Code Review — RapidDraft (April 2026)¶
Status: Draft — produced 2026-04-17 Scope of review: GitHub repo
adeelyj/rapiddraft_utumpitch(local copy atD:\02_Code\54_ClaudeReview_Rapiddraft\rapiddraft_utumpitch), live appapp.rapiddraft.ai, wikiwiki.rapiddraft.ai, local project docs underC:\Users\adeel\OneDrive\100_Knowledge\203_TextCAD\01_Product_Project_Management. Reviewer role assumed: Principal engineer / tech lead — balancing pilot readiness, the "deterministic, traceable, human-in-the-loop" USP, and a small team moving from prototype to paid pilots. Purpose: A durable, actionable code-review checklist designed to be consumed by Codex (or any AI coding agent) to land the changes incrementally.
How To Use This Section With Codex¶
Each finding is formatted as a task block with:
- ID (e.g.
A1) — stable reference - Status —
Open,In progress,Done,Won't fix - Impact / Complexity / Time — triage dimensions (H/M/L, D=days, W=weeks)
- Files — exact paths and line numbers from the April 2026 snapshot
- Finding — what is wrong and why it matters
- Action for Codex — a numbered, concrete instruction list
- Acceptance criteria — how to verify the change is correct
- Depends on — prerequisite finding IDs, if any
To run a finding with Codex: copy the whole task block into the Codex prompt, point it at the repo, and ask it to apply the change plus write the verification.

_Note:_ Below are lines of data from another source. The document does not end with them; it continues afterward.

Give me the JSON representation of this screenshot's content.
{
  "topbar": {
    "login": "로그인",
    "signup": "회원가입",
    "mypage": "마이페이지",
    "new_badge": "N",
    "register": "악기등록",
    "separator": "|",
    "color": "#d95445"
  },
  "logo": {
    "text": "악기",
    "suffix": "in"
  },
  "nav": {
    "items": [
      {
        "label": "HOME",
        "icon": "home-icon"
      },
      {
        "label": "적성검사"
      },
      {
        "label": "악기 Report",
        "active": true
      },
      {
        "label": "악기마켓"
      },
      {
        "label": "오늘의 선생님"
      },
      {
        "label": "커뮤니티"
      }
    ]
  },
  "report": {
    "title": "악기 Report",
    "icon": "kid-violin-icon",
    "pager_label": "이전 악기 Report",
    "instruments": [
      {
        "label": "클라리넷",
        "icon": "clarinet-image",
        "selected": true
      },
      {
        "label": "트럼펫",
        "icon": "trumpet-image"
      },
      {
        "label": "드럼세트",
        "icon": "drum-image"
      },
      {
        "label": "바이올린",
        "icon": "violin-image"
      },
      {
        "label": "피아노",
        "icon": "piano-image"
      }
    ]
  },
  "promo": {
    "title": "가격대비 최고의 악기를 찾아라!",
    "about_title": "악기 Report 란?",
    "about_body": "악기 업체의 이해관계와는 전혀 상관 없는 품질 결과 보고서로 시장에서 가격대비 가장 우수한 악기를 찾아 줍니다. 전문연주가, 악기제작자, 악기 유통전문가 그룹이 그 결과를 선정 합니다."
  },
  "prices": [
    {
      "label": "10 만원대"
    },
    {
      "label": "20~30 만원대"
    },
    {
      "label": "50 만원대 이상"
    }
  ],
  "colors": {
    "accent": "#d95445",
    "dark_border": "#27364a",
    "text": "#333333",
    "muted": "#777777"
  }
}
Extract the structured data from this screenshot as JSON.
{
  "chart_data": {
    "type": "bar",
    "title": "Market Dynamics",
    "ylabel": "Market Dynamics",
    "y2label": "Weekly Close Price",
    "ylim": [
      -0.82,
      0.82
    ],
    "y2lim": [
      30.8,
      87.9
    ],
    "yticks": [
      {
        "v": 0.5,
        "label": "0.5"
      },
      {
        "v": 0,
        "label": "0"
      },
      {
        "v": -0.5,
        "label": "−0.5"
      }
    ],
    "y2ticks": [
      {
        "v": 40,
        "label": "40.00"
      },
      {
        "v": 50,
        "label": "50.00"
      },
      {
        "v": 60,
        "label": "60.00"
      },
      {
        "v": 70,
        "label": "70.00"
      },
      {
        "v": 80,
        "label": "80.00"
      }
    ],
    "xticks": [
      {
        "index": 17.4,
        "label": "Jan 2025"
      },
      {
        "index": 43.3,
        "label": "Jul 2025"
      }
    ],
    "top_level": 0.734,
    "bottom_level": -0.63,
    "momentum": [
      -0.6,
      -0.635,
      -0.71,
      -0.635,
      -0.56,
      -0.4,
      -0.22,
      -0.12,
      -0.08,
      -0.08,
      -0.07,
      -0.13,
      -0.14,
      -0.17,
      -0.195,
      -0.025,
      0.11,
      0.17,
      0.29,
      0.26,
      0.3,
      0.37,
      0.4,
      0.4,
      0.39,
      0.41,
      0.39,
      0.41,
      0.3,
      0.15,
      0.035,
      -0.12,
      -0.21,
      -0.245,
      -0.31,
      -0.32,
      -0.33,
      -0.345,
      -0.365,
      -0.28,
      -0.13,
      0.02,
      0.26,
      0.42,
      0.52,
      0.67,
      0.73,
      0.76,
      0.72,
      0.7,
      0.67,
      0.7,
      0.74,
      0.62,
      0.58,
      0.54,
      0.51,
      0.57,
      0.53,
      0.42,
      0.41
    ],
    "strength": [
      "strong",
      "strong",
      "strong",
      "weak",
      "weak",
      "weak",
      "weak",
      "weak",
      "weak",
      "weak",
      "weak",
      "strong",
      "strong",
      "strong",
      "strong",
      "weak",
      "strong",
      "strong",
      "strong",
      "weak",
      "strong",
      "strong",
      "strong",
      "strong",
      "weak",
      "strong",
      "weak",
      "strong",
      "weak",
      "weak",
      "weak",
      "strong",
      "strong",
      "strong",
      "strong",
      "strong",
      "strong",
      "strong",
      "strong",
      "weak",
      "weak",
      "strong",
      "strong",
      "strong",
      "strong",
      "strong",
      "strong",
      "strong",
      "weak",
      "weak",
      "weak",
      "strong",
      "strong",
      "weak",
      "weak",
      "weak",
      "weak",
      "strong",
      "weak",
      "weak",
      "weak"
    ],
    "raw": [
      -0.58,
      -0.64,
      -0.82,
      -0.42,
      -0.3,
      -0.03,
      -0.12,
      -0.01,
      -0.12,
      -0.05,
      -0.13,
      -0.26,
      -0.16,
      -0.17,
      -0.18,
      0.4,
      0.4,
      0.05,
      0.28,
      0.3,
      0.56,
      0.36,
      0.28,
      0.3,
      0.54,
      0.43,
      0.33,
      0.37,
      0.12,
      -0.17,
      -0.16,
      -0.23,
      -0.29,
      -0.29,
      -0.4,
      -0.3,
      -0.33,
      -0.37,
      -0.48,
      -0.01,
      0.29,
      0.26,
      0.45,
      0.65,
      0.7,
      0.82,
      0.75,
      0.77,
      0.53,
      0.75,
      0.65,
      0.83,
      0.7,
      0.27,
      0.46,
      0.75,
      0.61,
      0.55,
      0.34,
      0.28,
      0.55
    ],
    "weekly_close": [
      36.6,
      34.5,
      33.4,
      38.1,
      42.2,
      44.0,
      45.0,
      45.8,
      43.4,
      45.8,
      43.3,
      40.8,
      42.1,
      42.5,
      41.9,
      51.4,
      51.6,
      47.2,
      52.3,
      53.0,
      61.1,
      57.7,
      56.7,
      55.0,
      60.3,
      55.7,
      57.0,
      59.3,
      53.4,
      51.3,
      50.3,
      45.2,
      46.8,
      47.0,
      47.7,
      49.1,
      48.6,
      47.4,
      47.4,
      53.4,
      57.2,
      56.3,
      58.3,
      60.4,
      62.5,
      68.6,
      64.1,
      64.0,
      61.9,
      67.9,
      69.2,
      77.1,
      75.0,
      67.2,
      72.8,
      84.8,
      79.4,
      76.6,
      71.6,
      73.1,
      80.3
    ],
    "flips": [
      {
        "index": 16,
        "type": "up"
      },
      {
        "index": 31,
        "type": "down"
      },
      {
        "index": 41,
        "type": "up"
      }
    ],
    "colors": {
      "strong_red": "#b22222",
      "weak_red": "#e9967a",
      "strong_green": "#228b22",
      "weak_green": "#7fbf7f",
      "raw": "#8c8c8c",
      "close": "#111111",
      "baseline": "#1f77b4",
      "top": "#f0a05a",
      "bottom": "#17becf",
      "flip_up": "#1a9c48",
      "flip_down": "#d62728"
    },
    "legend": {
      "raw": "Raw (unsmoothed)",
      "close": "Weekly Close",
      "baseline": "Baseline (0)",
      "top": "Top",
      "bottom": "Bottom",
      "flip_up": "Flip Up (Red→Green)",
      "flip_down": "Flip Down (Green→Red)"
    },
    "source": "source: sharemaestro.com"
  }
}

Policy when applying: do not bundle unrelated findings into one PR. Each finding corresponds to one PR ideally, or a tight cluster within one section.
When updating this doc: flip the Status field and add a link to the merged PR in a Landed: line at the bottom of the finding block. Do not rewrite the original finding — history matters for audit.
Finding Index¶
| Section | Topic | File |
|---|---|---|
| A | Security & auth | 01_Security_and_Auth.md |
| B | Runtime reliability | 02_Runtime_Reliability.md |
| C | Backend architecture | 03_Backend_Architecture.md |
| D | Frontend | 04_Frontend.md |
| E | Process, CI, release | 05_CI_and_Process.md |
| F | Product / trust gaps (wiki promises vs code) | 06_Product_Trust_Gaps.md |
| G | DFM PDF report template | 07_PDF_Report_Template.md |
| — | Suggested triage (top-10 before next pilot) | 08_Priority_Triage.md |
| — | Runtime pipeline audit synthesis | 09_Runtime_Pipeline_Audit_Synthesis.md |
Triage Dimensions¶
- Impact — effect on pilot trust, security, reliability, or velocity
- H = pilot-blocking, security-critical, or directly undermines the USP
- M = degrades quality, adds friction, or costs engineering time every week
- L = polish, cosmetic, or minor technical debt
- Complexity — engineering difficulty
- H = multi-subsystem, schema change, or new infrastructure
- M = local refactor or new module
- L = small, mechanical change
- Time — calendar effort for one engineer
- D = days, W = weeks
Conventions For Paths And References¶
All file paths are relative to the repo root unless otherwise noted. Line numbers reflect the April 2026 snapshot — when Codex applies a change, always grep for the symbol instead of trusting the line number.
Not In Scope¶
- The wiki itself and its MkDocs build
- The
benchmark_data/fixtures, media, and PDF attachments in the repo root - Personal project-management files referenced from
AGENTS.md(absolute Windows paths — see finding E5) - RapidDraft Studio (the IDE-scope product) — reviewed separately
Summary Of The Highest-Impact Findings¶
The ten items in 08_Priority_Triage.md are the ones that should land before the next pilot kickoff. They cluster into three buckets:
- Close the door on the public internet (CORS, auth middleware, API-key-in-body, file upload limits) — A1, A2, A3, A4, A5.
- Harden the runtime so two simultaneous reviewers don't corrupt state (per-model locking, event-loop off-loading, pinned deps) — B1, B2, B5.
- Make the report and the UI actually carry the USP (app-level error boundary + toast, single API client, rule-ID/standard/observed-value on each PDF finding, activity log) — D2, D3, F1, G-findings.